A noite começava cinzenta. Nuvens escuras cobriam o céu. A terra
úmida indicava que uma chuva fina caíra durante todo o dia. O vento frio
aumentava a sensação de desconforto, embora a temperatura não estivesse tão
baixa.
Os pássaros noturnos permaneceram em seus ninhos. Naquela noite,
nem as ruidosas brincadeiras das crianças nos quintais. Tinha-se a impressão de
que todos cederam espaço para o acontecimento anunciando para, logo mais, no
pátio da pequena estação. Nenhum ruído. O silêncio machucava os ouvidos das
pessoas reunidas em angustiante espera.
Há dias que o movimento em torno da estação de trem fugira
completamente da rotina.
O trabalhador da turma abriu a porta da sala e se deparou com um
trator que, do outro lado da plataforma, rasgava a terra, abrindo uma rua
paralela aos trilhos do desvio, indo do pátio à estrada principal.

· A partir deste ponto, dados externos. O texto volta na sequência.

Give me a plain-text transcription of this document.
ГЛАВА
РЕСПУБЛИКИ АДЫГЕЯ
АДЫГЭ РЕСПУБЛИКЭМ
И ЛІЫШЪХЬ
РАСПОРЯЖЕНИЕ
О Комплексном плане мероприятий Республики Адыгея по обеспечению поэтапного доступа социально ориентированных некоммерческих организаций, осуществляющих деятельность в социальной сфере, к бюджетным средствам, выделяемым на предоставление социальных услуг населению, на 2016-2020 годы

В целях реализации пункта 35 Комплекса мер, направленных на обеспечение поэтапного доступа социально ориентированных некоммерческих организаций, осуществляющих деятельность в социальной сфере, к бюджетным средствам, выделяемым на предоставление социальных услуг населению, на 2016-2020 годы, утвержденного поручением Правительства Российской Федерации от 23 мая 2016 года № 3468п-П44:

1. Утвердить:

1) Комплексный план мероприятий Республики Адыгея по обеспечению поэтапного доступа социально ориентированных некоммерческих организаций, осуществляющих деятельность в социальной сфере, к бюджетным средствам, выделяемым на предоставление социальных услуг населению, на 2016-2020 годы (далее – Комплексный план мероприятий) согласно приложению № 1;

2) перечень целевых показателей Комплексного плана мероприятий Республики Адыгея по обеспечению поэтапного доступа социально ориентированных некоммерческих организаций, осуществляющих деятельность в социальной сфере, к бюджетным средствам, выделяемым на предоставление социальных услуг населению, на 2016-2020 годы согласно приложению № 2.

Um pressentimento o deixou preocupado. Aliás, já há algum tempo,
vinha notando que sua ferrovia andava meio estranha. Definhava a olhos vistos.
Será que aquela conversa que ouvira na cidade era verdadeira? Procurou distrair
a cabeça. Não queria; não podia pensar nisso.
Atravessou o desvio e aproximou-se do homem que operava o trator.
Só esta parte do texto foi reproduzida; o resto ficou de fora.